Matthias, Julia & Baranowski, Andreas & Culmann, Anna & Tüttenberg, Simone & Erim, Yesim & Morawa, Eva & Beschoner, Petra & Jerg-Bretzke, Lucia & Albus, C. & Mogwitz, Sabine & Geiser, Franziska. (2025). Validation of the Ambivalence and Uncertainty Scale. International Journal of Environmental Research and Public Health. 23. 46. 10.3390/ijerph23010046. file:///home/ulrike/Downloads/Validation_of_the_Ambivalence_and_Uncertainty_Scal.pdf
McLain, D. L., Kefallonitis, E., & Armani, K. (2015). Ambiguity tolerance in organizations: definitional clarification and perspectives on future research. Frontiers in psychology, 6, 122037. https://www.frontiersin.org/journals/psychology/articles/10.3389/fpsyg.2015.00344/full
And the, of course, there is Marx. There is no way of explaining all of Karl Marx in 7-8 Minutes. But the people at The School of Life make a valiant effort.

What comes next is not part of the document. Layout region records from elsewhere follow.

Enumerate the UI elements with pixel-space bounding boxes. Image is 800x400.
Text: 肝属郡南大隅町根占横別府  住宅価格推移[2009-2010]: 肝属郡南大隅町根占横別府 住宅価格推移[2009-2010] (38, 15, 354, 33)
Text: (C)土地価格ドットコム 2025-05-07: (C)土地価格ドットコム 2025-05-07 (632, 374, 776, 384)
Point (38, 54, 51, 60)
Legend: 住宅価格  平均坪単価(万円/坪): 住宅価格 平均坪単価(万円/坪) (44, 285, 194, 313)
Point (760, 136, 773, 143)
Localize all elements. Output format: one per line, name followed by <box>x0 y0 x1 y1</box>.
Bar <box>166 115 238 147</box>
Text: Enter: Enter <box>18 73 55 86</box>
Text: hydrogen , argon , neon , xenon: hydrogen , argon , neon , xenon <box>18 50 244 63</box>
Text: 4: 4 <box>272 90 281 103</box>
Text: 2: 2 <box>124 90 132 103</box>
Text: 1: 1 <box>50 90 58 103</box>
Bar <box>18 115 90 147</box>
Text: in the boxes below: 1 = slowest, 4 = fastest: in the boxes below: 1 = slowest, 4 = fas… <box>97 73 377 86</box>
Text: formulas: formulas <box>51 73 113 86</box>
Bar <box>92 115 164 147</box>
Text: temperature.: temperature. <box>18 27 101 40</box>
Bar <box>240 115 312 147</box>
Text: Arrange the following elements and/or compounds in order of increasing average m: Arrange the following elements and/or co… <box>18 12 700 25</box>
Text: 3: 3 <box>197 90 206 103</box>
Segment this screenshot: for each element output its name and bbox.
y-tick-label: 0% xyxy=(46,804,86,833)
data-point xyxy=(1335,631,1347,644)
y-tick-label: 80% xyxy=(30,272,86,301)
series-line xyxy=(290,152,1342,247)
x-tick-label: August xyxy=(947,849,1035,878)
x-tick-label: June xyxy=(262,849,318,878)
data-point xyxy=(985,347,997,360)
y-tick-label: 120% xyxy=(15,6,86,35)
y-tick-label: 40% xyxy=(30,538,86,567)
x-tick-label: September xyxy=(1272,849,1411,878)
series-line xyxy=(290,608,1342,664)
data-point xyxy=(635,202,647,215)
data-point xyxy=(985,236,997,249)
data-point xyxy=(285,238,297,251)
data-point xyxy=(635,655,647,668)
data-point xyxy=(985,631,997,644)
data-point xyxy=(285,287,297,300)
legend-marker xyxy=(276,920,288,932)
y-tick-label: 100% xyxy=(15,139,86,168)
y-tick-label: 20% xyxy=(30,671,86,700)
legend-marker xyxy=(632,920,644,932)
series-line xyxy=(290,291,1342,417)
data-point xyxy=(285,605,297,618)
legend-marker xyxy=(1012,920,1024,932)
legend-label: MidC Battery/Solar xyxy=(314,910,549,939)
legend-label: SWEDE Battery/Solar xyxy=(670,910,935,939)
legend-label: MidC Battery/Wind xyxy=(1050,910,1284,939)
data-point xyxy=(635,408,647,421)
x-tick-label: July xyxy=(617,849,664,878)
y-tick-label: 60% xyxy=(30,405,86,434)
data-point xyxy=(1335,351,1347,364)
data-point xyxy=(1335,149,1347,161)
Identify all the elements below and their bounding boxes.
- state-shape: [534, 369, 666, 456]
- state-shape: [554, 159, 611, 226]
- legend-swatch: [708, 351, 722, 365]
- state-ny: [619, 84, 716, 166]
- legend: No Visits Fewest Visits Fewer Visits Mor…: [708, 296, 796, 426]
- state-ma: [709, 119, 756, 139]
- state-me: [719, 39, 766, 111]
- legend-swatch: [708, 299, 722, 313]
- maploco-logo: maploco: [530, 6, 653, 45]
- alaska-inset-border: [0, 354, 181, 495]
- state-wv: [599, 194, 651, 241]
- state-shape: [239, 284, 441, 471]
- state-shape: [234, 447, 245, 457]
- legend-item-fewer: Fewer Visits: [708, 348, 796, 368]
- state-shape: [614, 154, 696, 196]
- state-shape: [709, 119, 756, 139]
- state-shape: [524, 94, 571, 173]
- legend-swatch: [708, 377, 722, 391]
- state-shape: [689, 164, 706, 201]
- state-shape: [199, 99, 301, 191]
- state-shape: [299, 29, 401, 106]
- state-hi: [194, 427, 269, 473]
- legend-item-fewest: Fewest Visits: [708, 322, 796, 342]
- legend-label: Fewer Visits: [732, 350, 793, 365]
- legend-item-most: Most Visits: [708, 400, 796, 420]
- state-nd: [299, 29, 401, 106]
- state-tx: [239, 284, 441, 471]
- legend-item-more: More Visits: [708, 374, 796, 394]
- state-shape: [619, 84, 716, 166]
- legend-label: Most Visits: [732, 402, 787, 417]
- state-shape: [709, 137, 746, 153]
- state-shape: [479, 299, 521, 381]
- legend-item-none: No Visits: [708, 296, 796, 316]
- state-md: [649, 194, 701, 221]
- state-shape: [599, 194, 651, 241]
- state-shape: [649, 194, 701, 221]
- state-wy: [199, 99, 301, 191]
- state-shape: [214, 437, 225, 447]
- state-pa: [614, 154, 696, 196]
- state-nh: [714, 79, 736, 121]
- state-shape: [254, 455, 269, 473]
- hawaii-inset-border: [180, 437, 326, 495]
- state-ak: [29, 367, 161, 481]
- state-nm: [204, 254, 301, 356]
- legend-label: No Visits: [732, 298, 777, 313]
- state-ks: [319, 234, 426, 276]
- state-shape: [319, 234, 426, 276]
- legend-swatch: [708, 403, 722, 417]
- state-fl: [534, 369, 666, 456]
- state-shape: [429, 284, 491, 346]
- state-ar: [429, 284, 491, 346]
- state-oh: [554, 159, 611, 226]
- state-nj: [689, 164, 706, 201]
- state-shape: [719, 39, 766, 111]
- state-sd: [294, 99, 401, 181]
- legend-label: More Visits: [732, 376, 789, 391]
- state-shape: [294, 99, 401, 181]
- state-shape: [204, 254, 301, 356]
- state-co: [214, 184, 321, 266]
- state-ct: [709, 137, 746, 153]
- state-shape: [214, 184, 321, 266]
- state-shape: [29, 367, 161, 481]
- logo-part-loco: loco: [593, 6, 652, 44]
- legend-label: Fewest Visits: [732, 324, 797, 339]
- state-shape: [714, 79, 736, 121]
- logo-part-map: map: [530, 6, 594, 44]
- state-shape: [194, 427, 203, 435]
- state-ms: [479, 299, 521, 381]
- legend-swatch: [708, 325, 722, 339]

And this is the promised link to the Marx Text itself, so you can go and see for yourself. There is many copies around the internet and I could read the text in its original German, being German and all, but this version does nicely.
Karl Marx (1844): The Jewish Question. https://www.marxists.org/archive/marx/works/download/pdf/On%20The%20Jewish%20Question.pdf
Googling will get you many more, but this is one article handling Marx and the question of anti-semitism. There is a lot behind paywalls (Don’t get me started on that absurd model – because, no, this definitely is not about “paying” the creators.), but this one isn’t:
David Martyn 2024: Expropriating Antisemitism: Universal Noncommonality in Marx’s “On the Jewish Question” in: MLN, Volume 139, Number 3, April 2024 (German Issue) pp. 390-411 https://muse.jhu.edu/pub/1/article/945082/pdf
This is only a start, but I am sure you can dig your way further in. As always, read and think for yourself. Amongst other things, it is more fun.